After Pearl Harbor, Tin Pan Alley songwriters rushed to write the Great American War Song -- an "Over There" for World War II. The most popular songs, however, continued to be romantic ballads, escapist tunes, or novelty songs. To remedy the situation, the federal government created the National Wartime Music
God Bless America
Language: en
Pages: 304
Authors: Sheryl Kaskowitz
Categories: Music
Type: BOOK - Published: 2013-06-11 - Publisher: Oxford University Press

"God Bless America" is a song most Americans know well. It is taught in American schools and regularly performed at sporting events. After the attacks on September 11th, it was sung on the steps of the Capitol, at spontaneous memorial sites, and during the seventh inning stretch at baseball games,
God Bless America
Language: en
Pages: 366
Authors: Dean Coddington
Categories: History
Type: BOOK - Published: 2007-08-01 - Publisher: iUniverse

"Carefully reviewing events from 1500 AD to 1830 AD, Coddington and Chapman provide a persuasive list of examples of how they believe God favorably intervened in the establishment of the United States.

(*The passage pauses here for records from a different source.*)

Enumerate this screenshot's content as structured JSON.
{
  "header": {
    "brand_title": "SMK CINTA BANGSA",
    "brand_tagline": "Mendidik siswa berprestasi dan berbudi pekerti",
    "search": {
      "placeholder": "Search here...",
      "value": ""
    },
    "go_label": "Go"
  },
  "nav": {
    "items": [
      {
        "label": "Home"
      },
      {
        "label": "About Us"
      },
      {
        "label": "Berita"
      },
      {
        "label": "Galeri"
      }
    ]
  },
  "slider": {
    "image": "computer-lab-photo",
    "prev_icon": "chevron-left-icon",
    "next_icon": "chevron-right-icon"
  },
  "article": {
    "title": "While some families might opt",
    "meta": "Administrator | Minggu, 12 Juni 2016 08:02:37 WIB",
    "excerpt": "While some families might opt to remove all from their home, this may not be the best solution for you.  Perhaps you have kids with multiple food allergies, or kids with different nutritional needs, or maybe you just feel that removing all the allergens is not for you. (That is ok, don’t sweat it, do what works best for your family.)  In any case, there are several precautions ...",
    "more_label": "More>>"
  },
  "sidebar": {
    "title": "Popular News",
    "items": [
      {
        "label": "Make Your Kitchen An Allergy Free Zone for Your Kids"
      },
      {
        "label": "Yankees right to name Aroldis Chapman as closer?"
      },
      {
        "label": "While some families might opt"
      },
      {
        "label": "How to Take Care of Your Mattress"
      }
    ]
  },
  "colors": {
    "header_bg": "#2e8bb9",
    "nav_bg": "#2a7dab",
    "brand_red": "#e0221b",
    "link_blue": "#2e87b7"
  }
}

Regardless of whether you agree or disagree with their arguments, you will be amazed at the number of
God Bless America
Language: en
Pages: 162
Authors: Carlos Zamorano
Categories: Religion
Type: BOOK - Published: 2010-07-27 - Publisher: Xlibris Corporation

The willingness with which our young people are likely to serve in any war no matter how justified, shall be directly proportional to how they perceive veterans of earlier wars were treated and appreciated by our nation. - George Washington
God Bless America
Language: en
Pages: 564
Authors: Robert Hendrickson
Categories: Language Arts & Disciplines
Type: BOOK - Published: 2013-07-01 - Publisher: Skyhorse

The Queen’s English has no place across the pond, where a long history of defiance, creativity, and originality has made its way into the everyday vocabulary of Americans coast-to-coast. God Bless America is an informative and entertaining guide to the meaning and history beneath our uniquely American words and phrases.